En 1887, apenas tres años después de empezar a
trabajar de profesor de latín y psicología en un colegio de Madrid, el país se
desangraba por el lado que Unamuno iba a escoger para excavar su trinchera: un 71%
de analfabetos, un estudiante por cada 10.000 habitantes. Si como diría años
después, todo lo sabemos entre todos,
su vida iba a estar marcada por el más obvio y español “todo lo ignoramos entre
todos”.
En luchar y perder esa guerra empleó su vida sin
dejar, eso sí, sin disparar un solo cartucho de los que segregara su tan
prodigiosa como anacrónica inteligencia, que volcó en novelas y teatro un molde
social que no llegaba a enfriar lo gestado, y en miles de artículos
periodísticos el trazo urgente de lo que no dejaba de hervir por mucha agua, no
pocas veces tonta, que se le echara encima.
La guerra que venía tan de dentro hacia fuera como
al revés -¿quién me dará la paz del alma
si mi alma ha nacido para la guerra? (1888)- era librada dentro de sí junto
o contra un dios que no podía existir fuera de él, y simultáneamente contra
quienes compartían con él un país y un mundo que solo podía echarse en la
cuenta de un dios que se manejara mediante tachones. Como éste, la preocupación
por la suerte de sus hijos –nueve- corrió paralela a la figura paterna que
amonestaba a su país, por descarriado, impenitente, obtuso, malvado.

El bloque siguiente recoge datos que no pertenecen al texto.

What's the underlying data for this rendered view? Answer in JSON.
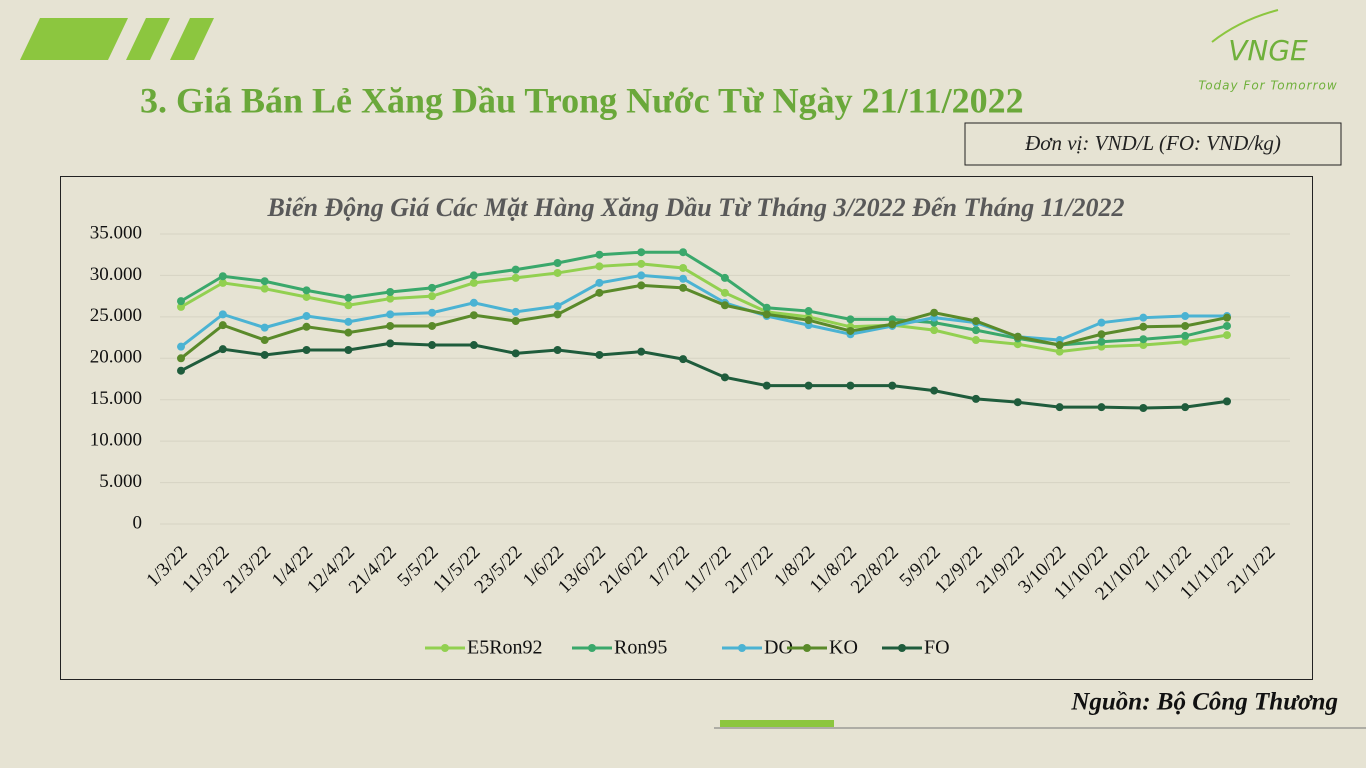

Mientras en 1898 reivindicaba un país de Alonsos
Quijanos y no de Quijotes, él mismo era ya, indefectiblemente, tanto la esfinge
que formulaba preguntas que nadie –Azorín tampoco- entendía, como un Edipo que
más se condenaba cuanto más pugnaba por saber, cuanta más luz pedía, exigía,
proyectaba fuera. Mientras España cambiaba el último resto de imperio por un
espejo más pequeño en que mirarse, el gigante Unamuno escribía contra todo
espacio y todo tiempo que “merecemos
perder las colonias más que por crueles (que lo somos) por imbéciles y por
soberbios”
La guerra que iba a perder del todo en 1935 -“el español rehúye la verdadera y santa
guerra civil que cada uno lleva o debe llevar dentro de sí, con su otro yo”- ya
la empezaba sin armas suficientes en
1903 -“España está necesitada de una
nueva guerra civil, pero civil de veras, no con armas de fuego sino con armas
de ardiente palabra.
En ese fuego ardían, junto a los ciegos
voluntarios, los “mitólogos, los odiadores
de las culturas y las artes y del saber”. Como cuentan Colette y
Jean-Claude Rabaté en su biografía de Unamuno “éste pretendía que ni la inquisición, ni la monarquía, ni la iglesia
romana hicieron el carácter español, sino que el espíritu colectivo del pueblo
dio “su modo y manera al santo oficio español”, fruto de las pasiones
provocadas por los tres pecados capitales; la envidia, la soberbia y la
ignorancia.
El juicio de Unamuno, que bien podía emanar de
cierta autoprivación ascética -“No he
conocido el desarreglo nunca, ni he tenido aventuras amorosas ni siquiera bebo
vino ni he entrado nunca a una casa de juego. Nada de bohemia nunca”- conciliaba,
sin embargo, la honda espiritualidad interior con una visión lúcida de la aportación
del catolicismo a la caverna patria -“En
un país que se dice cristiano, apenas sirve el evangelio, que casi nadie lee,
más que para cortarlo en cachitos, plegarlos dentro de una bolsita y
colgárselos del cuello a los niños como amuleto dentro“.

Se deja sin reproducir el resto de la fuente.